Monday, Apr. 14, 1958
Voice in the Land
Toward the end of winter, Washington seemed to be in the grip of the word "inevitable." A meeting at the summit was inevitable; a quick tax cut to brake the recession was inevitable; some kind of politically popular, high-subsidy farm program was inevitable; a wishy-washy Pentagon reorganization plan was inevitable. Last week the President, back in command of the Administration in all its divisions, proved in a busy week that there is nothing inevitable about anything when leadership provides its own direction. Items:
Recession. Optimistic over the week's economic reports, the President preached less hurry-up spending, quietly opposed any quick tax cut, inspired G.O.P. congressional leaders to brace at last against the avalanche of Democratic antirecession bills and win their biggest legislative battle of the session.
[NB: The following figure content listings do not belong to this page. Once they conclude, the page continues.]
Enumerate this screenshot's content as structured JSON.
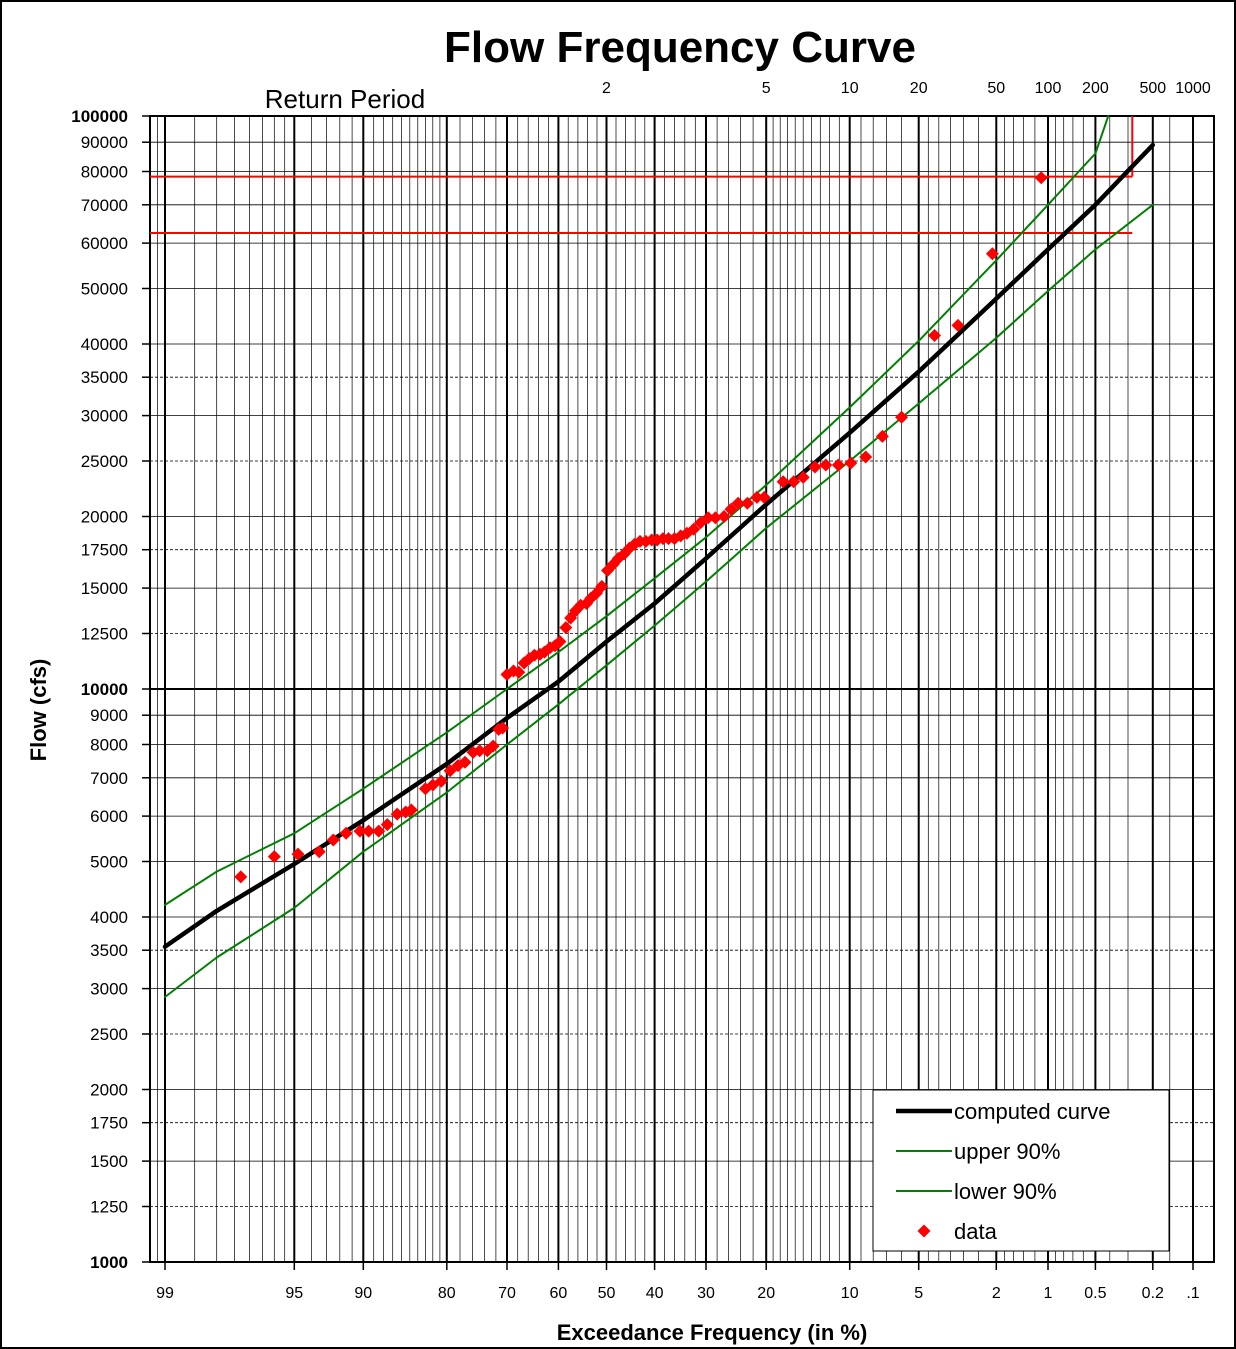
{
  "chart_data": {
    "type": "scatter",
    "title": "Flow Frequency Curve",
    "xlabel": "Exceedance Frequency (in %)",
    "ylabel": "Flow (cfs)",
    "x_scale": "normal-probability",
    "y_scale": "log",
    "ylim": [
      1000,
      100000
    ],
    "x_ticks": [
      {
        "value": 99,
        "label": "99"
      },
      {
        "value": 95,
        "label": "95"
      },
      {
        "value": 90,
        "label": "90"
      },
      {
        "value": 80,
        "label": "80"
      },
      {
        "value": 70,
        "label": "70"
      },
      {
        "value": 60,
        "label": "60"
      },
      {
        "value": 50,
        "label": "50"
      },
      {
        "value": 40,
        "label": "40"
      },
      {
        "value": 30,
        "label": "30"
      },
      {
        "value": 20,
        "label": "20"
      },
      {
        "value": 10,
        "label": "10"
      },
      {
        "value": 5,
        "label": "5"
      },
      {
        "value": 2,
        "label": "2"
      },
      {
        "value": 1,
        "label": "1"
      },
      {
        "value": 0.5,
        "label": "0.5"
      },
      {
        "value": 0.2,
        "label": "0.2"
      },
      {
        "value": 0.1,
        "label": ".1"
      }
    ],
    "y_ticks": [
      {
        "value": 100000,
        "label": "100000",
        "major": true
      },
      {
        "value": 90000,
        "label": "90000"
      },
      {
        "value": 80000,
        "label": "80000"
      },
      {
        "value": 70000,
        "label": "70000"
      },
      {
        "value": 60000,
        "label": "60000"
      },
      {
        "value": 50000,
        "label": "50000"
      },
      {
        "value": 40000,
        "label": "40000"
      },
      {
        "value": 35000,
        "label": "35000"
      },
      {
        "value": 30000,
        "label": "30000"
      },
      {
        "value": 25000,
        "label": "25000"
      },
      {
        "value": 20000,
        "label": "20000"
      },
      {
        "value": 17500,
        "label": "17500"
      },
      {
        "value": 15000,
        "label": "15000"
      },
      {
        "value": 12500,
        "label": "12500"
      },
      {
        "value": 10000,
        "label": "10000",
        "major": true
      },
      {
        "value": 9000,
        "label": "9000"
      },
      {
        "value": 8000,
        "label": "8000"
      },
      {
        "value": 7000,
        "label": "7000"
      },
      {
        "value": 6000,
        "label": "6000"
      },
      {
        "value": 5000,
        "label": "5000"
      },
      {
        "value": 4000,
        "label": "4000"
      },
      {
        "value": 3500,
        "label": "3500"
      },
      {
        "value": 3000,
        "label": "3000"
      },
      {
        "value": 2500,
        "label": "2500"
      },
      {
        "value": 2000,
        "label": "2000"
      },
      {
        "value": 1750,
        "label": "1750"
      },
      {
        "value": 1500,
        "label": "1500"
      },
      {
        "value": 1250,
        "label": "1250"
      },
      {
        "value": 1000,
        "label": "1000",
        "major": true
      }
    ],
    "return_period": {
      "label": "Return Period",
      "ticks": [
        {
          "years": 2,
          "label": "2"
        },
        {
          "years": 5,
          "label": "5"
        },
        {
          "years": 10,
          "label": "10"
        },
        {
          "years": 20,
          "label": "20"
        },
        {
          "years": 50,
          "label": "50"
        },
        {
          "years": 100,
          "label": "100"
        },
        {
          "years": 200,
          "label": "200"
        },
        {
          "years": 500,
          "label": "500"
        },
        {
          "years": 1000,
          "label": "1000"
        }
      ]
    },
    "series": [
      {
        "name": "computed curve",
        "type": "line",
        "color": "#000000",
        "points": [
          [
            99,
            3550
          ],
          [
            98,
            4100
          ],
          [
            95,
            4950
          ],
          [
            90,
            5900
          ],
          [
            80,
            7400
          ],
          [
            70,
            8900
          ],
          [
            60,
            10300
          ],
          [
            50,
            12100
          ],
          [
            40,
            14100
          ],
          [
            30,
            16900
          ],
          [
            20,
            21000
          ],
          [
            10,
            28000
          ],
          [
            5,
            35800
          ],
          [
            2,
            48000
          ],
          [
            1,
            58500
          ],
          [
            0.5,
            70000
          ],
          [
            0.2,
            89000
          ]
        ]
      },
      {
        "name": "upper 90%",
        "type": "line",
        "color": "#008000",
        "points": [
          [
            99,
            4200
          ],
          [
            98,
            4800
          ],
          [
            95,
            5600
          ],
          [
            90,
            6700
          ],
          [
            80,
            8400
          ],
          [
            70,
            10000
          ],
          [
            60,
            11600
          ],
          [
            50,
            13400
          ],
          [
            40,
            15600
          ],
          [
            30,
            18400
          ],
          [
            20,
            22700
          ],
          [
            10,
            31000
          ],
          [
            5,
            40500
          ],
          [
            2,
            56000
          ],
          [
            1,
            70000
          ],
          [
            0.5,
            86000
          ],
          [
            0.41,
            100000
          ]
        ]
      },
      {
        "name": "lower 90%",
        "type": "line",
        "color": "#008000",
        "points": [
          [
            99,
            2900
          ],
          [
            98,
            3400
          ],
          [
            95,
            4150
          ],
          [
            90,
            5200
          ],
          [
            80,
            6600
          ],
          [
            70,
            8000
          ],
          [
            60,
            9400
          ],
          [
            50,
            11000
          ],
          [
            40,
            12900
          ],
          [
            30,
            15400
          ],
          [
            20,
            19100
          ],
          [
            10,
            25000
          ],
          [
            5,
            31500
          ],
          [
            2,
            41000
          ],
          [
            1,
            49500
          ],
          [
            0.5,
            58500
          ],
          [
            0.2,
            70000
          ]
        ]
      },
      {
        "name": "data",
        "type": "scatter",
        "color": "#ff0000",
        "points": [
          [
            97.3,
            4700
          ],
          [
            96,
            5100
          ],
          [
            94.8,
            5150
          ],
          [
            93.5,
            5200
          ],
          [
            92.5,
            5450
          ],
          [
            91.5,
            5600
          ],
          [
            90.3,
            5650
          ],
          [
            89.5,
            5650
          ],
          [
            88.5,
            5650
          ],
          [
            87.6,
            5800
          ],
          [
            86.5,
            6050
          ],
          [
            85.5,
            6100
          ],
          [
            84.8,
            6150
          ],
          [
            83,
            6700
          ],
          [
            82,
            6800
          ],
          [
            80.8,
            6900
          ],
          [
            79.5,
            7200
          ],
          [
            78.3,
            7350
          ],
          [
            77.2,
            7450
          ],
          [
            75.9,
            7750
          ],
          [
            74.8,
            7800
          ],
          [
            73.5,
            7800
          ],
          [
            72.5,
            7950
          ],
          [
            71.5,
            8500
          ],
          [
            70.8,
            8550
          ],
          [
            70,
            10600
          ],
          [
            68.8,
            10750
          ],
          [
            67.8,
            10700
          ],
          [
            66.8,
            11100
          ],
          [
            65.8,
            11300
          ],
          [
            64.8,
            11450
          ],
          [
            63.7,
            11500
          ],
          [
            62.8,
            11600
          ],
          [
            61.7,
            11800
          ],
          [
            60.7,
            11900
          ],
          [
            59.7,
            12100
          ],
          [
            58.5,
            12800
          ],
          [
            57.5,
            13300
          ],
          [
            56.5,
            13700
          ],
          [
            55.4,
            14000
          ],
          [
            54.2,
            14100
          ],
          [
            53.3,
            14400
          ],
          [
            52.1,
            14700
          ],
          [
            51,
            15100
          ],
          [
            49.8,
            16100
          ],
          [
            48.6,
            16500
          ],
          [
            47.5,
            16900
          ],
          [
            46.3,
            17200
          ],
          [
            45.2,
            17600
          ],
          [
            44.1,
            17900
          ],
          [
            43,
            18100
          ],
          [
            41.8,
            18100
          ],
          [
            40.6,
            18200
          ],
          [
            39.5,
            18200
          ],
          [
            38.3,
            18300
          ],
          [
            37.2,
            18300
          ],
          [
            36,
            18300
          ],
          [
            34.8,
            18500
          ],
          [
            33.6,
            18700
          ],
          [
            32.3,
            19000
          ],
          [
            31,
            19500
          ],
          [
            29.6,
            19900
          ],
          [
            28.3,
            19900
          ],
          [
            26.8,
            20000
          ],
          [
            25.6,
            20600
          ],
          [
            24.4,
            21100
          ],
          [
            22.9,
            21100
          ],
          [
            21.4,
            21600
          ],
          [
            20.3,
            21600
          ],
          [
            17.6,
            23000
          ],
          [
            16.2,
            23000
          ],
          [
            15,
            23400
          ],
          [
            13.6,
            24400
          ],
          [
            12.4,
            24600
          ],
          [
            11.1,
            24600
          ],
          [
            9.9,
            24800
          ],
          [
            8.6,
            25400
          ],
          [
            7.3,
            27600
          ],
          [
            6,
            29800
          ],
          [
            4.2,
            41400
          ],
          [
            3.2,
            43100
          ],
          [
            2.1,
            57500
          ],
          [
            1.1,
            78000
          ]
        ]
      }
    ],
    "reference_lines": [
      {
        "type": "horizontal",
        "y": 78400,
        "x_from": 99,
        "x_to": 0.28,
        "color": "#ff0000"
      },
      {
        "type": "horizontal",
        "y": 62500,
        "x_from": 99,
        "x_to": 0.28,
        "color": "#ff0000"
      },
      {
        "type": "vertical",
        "x": 0.28,
        "y_from": 78400,
        "y_to": 100000,
        "color": "#ff0000"
      }
    ],
    "legend": {
      "position": "bottom-right",
      "entries": [
        {
          "label": "computed curve",
          "style": "thick-line",
          "color": "#000000"
        },
        {
          "label": "upper 90%",
          "style": "thin-line",
          "color": "#008000"
        },
        {
          "label": "lower 90%",
          "style": "thin-line",
          "color": "#008000"
        },
        {
          "label": "data",
          "style": "diamond",
          "color": "#ff0000"
        }
      ]
    },
    "grid": true
  }
}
Farm. Ignoring panicky pleas from farm-state Republicans, the President put principle over politics, vetoed a Democratic bill freezing 1958 supports at 1957 levels. In his veto message he explained why the bill would do farmers more harm than good. From the land came kudos for his courage.
Space. The President sent Congress a careful blueprint for space agencies and space exploration that is bold but durable and sensible enough to last as a work guide for decades.
Defense. As promised in his State of the Union message, he sent Congress the outline for his defense reorganization plan. It reflected his own military experience, bore his own touch. If carried through, it can ultimately be as important to the U.S. as any of its new weapons, because it gears the military establishment to fast decisions in the day of instant war.
Nowhere was the mood of the week better displayed than at the President's news conference. Visibly buoyed by the capital's warming weather, he opened the session with a reference to haunting lines of the Song of Solomon: "The winter is past, the rain is over and gone; the flowers appear on the earth; the time of the singing of birds is come, and the voice of the turtle is heard in our land.'' Ike looked well and obviously felt well: for the next 30 minutes he staged a performance that turned out to be his best conference since his stroke.
Leaving the Indian Treaty Room at conference's end, more than one newsman was impressed enough to report that the clearest springtime voice to be heard last week was the voice of the President of the U.S.